Je naissais dans un siècle déjà vieux mais qui ne le savait pas encore. Agité qu’il était par ce qu’il croyait etre son apothéose et qui n’était que sa dernière et maladroite convulsion, il croyait encore qu’il était l’avenir, il croyait presque que du nord au sud, de l’est et meme jusqu’à l’ouest il était en train de gagner la partie, sa partie…!
Parce qu’il était là pour ça, depuis sa jeunesse il voulait transformer le monde. C’était son ambition, c’est pour ça qu’il était là, en finir avec cette vieille bigote hargneuse de 19eme. Cette vieille fille Victorienne qui croyait avoir définitivement éteint les lumières allumées par son prédécesseur. Ce déja néoconservatisme, persuadé que, comme dirait l’autre un jour de 1973 au Chili, l’ordre règne à nouveau à Santiago…!
Il faut dire qu’il avait beaucoup de choses pour lui: La jeunesse, une population nombreuse ankylosée par le harnais d’un sénile et despotique siècle qui ne demandait qu’à se dégourdir. Il avait pour parrains la raison, la science, l’industrie et la technique. Son art lui meme était neuf, vif, inventif. Réflexion esthétique ou manifeste politique, dans tous les cas, une chose était sure, il voulait éclater les normes.
Avec lui, l’humain allait enfin naitre, débarrassé des vieux despotes, libéré de l’ignorance par l’école, délivré de l’emprise des cultes et des superstitions, enfin l’humanité pouvait apparaitre en toute clarté et justice. L’humanité allait pouvoir se redécouvrir, se transcender et enfin, dans sa multitude pouvoir atteindre cette lumière vaguement entrevue au 18eme. A sa naissance il était ça, un Monde nouveau pour un Homme nouveau…!
Du passé on allait forcément faire table rase, il était le passé, on est l’avenir…Ce nétait plus ailleurs et après, quand après s’etre courbé toute une vie sous les tous les jougs, il fallait en plus dire merci et demander pardon…Non, ça allait etre ici et maintenant. Belle promesse, belle ambition…Trop belles, terriblement trop belles. Il tint des promesses, il en trahit, il fut trahi et empeché et termina là où il avait débuté…!
Il termina là où il avait commencé quand les vaincus de sa naissance : moralistes étroits, théocrates totalitaires, apotres de la prédation et de l’anarchie économique, exécuteurs de la Raison prétendant que les conséquences n’avaient pas de cause, sophistes de la démocratie n’agitant que le drapeau facile et rétrograde de la démagogie.
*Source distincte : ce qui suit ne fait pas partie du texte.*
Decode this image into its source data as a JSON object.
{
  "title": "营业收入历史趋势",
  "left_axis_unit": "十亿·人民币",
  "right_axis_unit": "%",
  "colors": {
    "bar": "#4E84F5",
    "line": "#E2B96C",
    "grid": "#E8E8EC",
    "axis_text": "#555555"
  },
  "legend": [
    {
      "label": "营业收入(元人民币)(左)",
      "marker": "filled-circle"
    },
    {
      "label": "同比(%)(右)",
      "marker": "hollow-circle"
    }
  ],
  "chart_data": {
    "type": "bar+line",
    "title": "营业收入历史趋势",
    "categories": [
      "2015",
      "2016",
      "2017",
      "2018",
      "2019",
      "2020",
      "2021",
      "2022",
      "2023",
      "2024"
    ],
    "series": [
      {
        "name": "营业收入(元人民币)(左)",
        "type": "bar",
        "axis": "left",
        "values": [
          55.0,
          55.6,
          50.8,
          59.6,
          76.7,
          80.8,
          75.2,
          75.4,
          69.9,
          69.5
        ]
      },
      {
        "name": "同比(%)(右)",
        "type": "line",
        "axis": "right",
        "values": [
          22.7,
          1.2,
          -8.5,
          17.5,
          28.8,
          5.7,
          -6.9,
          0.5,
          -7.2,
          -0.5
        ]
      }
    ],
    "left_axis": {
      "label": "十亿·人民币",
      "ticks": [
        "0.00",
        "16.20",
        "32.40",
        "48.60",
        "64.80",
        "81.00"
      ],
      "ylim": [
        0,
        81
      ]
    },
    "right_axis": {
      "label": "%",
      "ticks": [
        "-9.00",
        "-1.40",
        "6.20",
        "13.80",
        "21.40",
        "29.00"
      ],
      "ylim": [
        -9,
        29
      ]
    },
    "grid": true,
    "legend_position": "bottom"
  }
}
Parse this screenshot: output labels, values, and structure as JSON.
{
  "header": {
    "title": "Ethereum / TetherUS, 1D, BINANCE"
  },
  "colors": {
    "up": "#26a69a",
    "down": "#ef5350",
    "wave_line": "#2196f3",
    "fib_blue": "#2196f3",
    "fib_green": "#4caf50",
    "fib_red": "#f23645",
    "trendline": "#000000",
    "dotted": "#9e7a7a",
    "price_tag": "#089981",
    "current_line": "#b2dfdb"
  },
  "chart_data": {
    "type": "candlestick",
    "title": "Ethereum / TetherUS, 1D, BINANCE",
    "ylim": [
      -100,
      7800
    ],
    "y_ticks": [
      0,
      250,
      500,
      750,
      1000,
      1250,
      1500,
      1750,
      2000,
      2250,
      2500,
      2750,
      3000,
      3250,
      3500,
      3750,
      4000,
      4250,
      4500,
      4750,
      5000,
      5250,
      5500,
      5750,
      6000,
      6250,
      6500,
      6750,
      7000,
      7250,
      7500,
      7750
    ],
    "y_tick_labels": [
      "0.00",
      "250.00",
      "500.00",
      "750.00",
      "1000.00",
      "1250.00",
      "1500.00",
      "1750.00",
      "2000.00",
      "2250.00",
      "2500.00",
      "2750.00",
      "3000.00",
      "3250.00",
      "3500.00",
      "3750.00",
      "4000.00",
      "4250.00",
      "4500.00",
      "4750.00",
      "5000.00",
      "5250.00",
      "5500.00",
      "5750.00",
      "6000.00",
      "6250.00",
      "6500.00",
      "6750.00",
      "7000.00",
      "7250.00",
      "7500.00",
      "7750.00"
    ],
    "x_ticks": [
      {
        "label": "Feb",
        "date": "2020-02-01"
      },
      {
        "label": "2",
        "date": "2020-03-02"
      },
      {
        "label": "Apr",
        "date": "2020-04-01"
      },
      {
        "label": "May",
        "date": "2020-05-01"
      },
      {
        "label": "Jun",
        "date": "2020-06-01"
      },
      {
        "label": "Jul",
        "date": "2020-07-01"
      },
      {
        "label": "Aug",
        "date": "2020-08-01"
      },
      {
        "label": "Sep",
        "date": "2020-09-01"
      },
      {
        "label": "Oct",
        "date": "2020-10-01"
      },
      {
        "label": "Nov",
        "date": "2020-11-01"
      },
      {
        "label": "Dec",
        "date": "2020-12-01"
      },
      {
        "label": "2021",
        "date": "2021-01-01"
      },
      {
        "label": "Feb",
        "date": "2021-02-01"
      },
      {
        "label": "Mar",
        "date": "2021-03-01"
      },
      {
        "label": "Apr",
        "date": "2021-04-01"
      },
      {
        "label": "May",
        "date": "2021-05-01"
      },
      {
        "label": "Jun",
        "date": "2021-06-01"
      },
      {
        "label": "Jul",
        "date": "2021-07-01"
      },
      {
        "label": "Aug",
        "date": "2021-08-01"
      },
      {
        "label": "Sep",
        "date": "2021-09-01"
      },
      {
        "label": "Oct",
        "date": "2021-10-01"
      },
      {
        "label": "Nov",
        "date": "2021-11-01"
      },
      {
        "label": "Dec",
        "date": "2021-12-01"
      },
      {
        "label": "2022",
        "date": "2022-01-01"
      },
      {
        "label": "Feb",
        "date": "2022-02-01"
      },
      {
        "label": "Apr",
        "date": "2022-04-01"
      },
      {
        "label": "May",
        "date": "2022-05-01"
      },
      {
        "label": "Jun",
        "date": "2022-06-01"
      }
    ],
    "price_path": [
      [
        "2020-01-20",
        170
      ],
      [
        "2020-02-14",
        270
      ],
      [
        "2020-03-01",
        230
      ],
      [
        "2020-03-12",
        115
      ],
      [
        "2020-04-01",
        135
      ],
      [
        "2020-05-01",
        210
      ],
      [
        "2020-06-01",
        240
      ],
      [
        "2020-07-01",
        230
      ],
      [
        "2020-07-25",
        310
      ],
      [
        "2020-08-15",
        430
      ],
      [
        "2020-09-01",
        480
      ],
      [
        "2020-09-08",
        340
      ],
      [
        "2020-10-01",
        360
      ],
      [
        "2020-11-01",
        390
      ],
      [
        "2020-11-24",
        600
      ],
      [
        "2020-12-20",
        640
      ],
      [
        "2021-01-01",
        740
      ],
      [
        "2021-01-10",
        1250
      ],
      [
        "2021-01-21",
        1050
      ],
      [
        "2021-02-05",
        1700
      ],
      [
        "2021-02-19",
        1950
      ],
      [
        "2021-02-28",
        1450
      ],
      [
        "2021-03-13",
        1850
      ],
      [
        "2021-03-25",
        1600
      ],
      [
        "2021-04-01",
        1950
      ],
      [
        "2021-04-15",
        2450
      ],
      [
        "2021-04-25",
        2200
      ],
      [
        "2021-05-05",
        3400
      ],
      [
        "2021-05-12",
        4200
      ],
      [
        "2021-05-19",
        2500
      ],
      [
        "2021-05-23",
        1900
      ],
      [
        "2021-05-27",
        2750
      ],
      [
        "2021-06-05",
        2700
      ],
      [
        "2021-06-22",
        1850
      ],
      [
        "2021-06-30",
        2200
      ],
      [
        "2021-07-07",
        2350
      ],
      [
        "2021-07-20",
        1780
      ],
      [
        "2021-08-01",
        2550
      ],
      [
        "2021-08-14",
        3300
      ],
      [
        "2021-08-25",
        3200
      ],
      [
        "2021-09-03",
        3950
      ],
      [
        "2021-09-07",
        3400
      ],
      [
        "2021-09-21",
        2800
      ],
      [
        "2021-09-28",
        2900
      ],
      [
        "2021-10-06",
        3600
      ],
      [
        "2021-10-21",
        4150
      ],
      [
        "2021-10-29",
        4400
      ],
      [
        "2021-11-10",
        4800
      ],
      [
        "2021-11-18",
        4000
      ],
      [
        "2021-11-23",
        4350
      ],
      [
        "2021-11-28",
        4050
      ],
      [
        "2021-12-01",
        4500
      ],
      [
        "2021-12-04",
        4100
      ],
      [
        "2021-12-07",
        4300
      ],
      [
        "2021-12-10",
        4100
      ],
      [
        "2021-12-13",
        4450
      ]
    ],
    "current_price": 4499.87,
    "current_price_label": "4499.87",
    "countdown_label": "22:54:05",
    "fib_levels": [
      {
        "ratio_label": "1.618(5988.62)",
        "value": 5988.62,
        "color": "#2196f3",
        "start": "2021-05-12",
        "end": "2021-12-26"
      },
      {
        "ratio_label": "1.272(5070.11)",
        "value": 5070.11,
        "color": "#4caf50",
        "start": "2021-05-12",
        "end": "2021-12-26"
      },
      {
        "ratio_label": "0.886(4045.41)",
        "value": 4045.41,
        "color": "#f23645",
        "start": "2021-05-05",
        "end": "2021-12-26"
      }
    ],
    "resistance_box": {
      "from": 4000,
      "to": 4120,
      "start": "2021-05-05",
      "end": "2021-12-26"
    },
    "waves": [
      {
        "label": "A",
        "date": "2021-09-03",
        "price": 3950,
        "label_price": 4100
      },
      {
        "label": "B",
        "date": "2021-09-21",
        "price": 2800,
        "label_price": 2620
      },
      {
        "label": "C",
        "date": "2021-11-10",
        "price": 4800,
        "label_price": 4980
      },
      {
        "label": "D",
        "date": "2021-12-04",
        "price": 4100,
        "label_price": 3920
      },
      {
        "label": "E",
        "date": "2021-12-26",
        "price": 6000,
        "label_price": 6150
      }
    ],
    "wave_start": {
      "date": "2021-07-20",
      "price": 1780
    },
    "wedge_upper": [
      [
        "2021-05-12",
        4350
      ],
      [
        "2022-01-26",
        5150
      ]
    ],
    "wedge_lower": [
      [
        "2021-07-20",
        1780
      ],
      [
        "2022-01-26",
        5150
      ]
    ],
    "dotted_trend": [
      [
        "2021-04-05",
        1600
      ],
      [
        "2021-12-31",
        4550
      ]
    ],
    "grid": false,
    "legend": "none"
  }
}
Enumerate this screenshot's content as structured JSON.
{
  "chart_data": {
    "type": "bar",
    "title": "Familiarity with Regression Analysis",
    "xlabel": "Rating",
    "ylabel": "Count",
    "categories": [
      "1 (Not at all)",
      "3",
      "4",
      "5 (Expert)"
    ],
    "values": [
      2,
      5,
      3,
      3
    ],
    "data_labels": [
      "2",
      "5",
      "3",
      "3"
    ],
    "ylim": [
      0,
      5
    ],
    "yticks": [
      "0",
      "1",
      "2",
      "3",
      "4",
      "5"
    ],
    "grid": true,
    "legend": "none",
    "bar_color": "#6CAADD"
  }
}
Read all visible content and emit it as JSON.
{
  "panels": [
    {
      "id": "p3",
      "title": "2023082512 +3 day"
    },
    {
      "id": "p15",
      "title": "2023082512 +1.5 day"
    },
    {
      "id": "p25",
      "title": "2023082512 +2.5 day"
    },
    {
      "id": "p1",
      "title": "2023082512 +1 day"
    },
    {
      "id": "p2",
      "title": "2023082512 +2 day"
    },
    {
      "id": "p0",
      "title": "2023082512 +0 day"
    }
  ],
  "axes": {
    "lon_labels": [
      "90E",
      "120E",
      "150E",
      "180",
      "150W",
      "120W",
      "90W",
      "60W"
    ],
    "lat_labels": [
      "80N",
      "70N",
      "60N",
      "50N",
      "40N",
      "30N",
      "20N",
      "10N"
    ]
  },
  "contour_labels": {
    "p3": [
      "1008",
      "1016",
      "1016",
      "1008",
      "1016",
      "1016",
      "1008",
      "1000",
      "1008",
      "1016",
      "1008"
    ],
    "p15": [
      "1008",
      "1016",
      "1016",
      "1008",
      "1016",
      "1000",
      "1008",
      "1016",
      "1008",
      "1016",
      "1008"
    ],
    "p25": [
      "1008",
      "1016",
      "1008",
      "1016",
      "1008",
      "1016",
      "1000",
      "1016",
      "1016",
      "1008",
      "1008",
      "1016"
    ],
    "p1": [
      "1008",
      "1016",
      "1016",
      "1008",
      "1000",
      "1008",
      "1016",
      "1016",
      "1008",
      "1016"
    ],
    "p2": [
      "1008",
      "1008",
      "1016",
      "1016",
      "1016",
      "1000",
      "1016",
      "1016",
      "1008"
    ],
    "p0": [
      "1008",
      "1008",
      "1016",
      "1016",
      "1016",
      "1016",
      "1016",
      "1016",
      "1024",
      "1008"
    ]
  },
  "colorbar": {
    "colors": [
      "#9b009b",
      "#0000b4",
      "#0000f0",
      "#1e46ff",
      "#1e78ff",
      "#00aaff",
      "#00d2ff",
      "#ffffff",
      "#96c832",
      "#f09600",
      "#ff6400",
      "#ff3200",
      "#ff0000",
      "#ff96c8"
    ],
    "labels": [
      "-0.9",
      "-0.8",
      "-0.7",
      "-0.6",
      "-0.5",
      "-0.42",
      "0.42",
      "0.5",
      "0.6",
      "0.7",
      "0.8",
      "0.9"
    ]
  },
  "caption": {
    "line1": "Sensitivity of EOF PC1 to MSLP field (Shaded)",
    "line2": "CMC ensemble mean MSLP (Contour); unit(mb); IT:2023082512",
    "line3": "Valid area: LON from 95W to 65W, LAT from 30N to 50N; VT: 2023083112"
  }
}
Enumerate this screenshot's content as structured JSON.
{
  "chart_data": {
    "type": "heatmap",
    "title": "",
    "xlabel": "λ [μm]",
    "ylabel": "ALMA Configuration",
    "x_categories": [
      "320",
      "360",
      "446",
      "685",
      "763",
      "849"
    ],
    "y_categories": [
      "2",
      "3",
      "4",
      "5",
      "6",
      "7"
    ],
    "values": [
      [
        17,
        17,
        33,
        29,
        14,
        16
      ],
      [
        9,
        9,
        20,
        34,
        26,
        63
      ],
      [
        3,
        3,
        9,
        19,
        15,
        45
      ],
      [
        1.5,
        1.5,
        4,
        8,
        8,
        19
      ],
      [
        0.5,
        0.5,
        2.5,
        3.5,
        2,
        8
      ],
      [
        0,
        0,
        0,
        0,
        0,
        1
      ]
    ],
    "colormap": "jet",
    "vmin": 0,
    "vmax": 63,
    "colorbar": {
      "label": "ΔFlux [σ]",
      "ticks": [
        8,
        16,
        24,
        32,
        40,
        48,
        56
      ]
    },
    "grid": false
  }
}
Tous, sous l’air de l’hymne à la joie vinrent prendre leur revanche. Et pas à pas, méthodiquement ils vinrent détruire, déconstruire ces progrès acquis pour l’humanité. Une humanité qui pour un moment, leur avait un peu echappé…Oh, peu, très peu, mais c’était déja trop…!
Alors, quand vint la fin de ce siècle, l’ordre ancien affublé des oripeaux d’un monde qui se prétendait nouveau, remit l’humanité sous coupe réglée. Mais les faits sont tetus et meme cuisiné à la sauce Facebook ou Instagram, Adolphe Thiers restera toujours Adolphe Thiers. Il vous parlera de High Tech et de Start Up, mais, et meme malgré lui, de la meme façon qu’il ne pourra, comme un amusant hommage à Lacan, employer que le mot réel pour désigner la réalité, jamais à la fin, il ne pourra faire autre chose que massacrer la Commune…!
Et nous voilà, ce soir, autour de ce 2020, concentration crispée et apeurée des contradictions de ce monde, de ce siècle à peine trentenaire et pourtant déja si vieux. En parler, le dire ? Non, décidément non, je le laisse à qui en veux et retourne à mes livres d’histoire, jusqu’à ce que l’Histoire, à nouveau sorte du livre.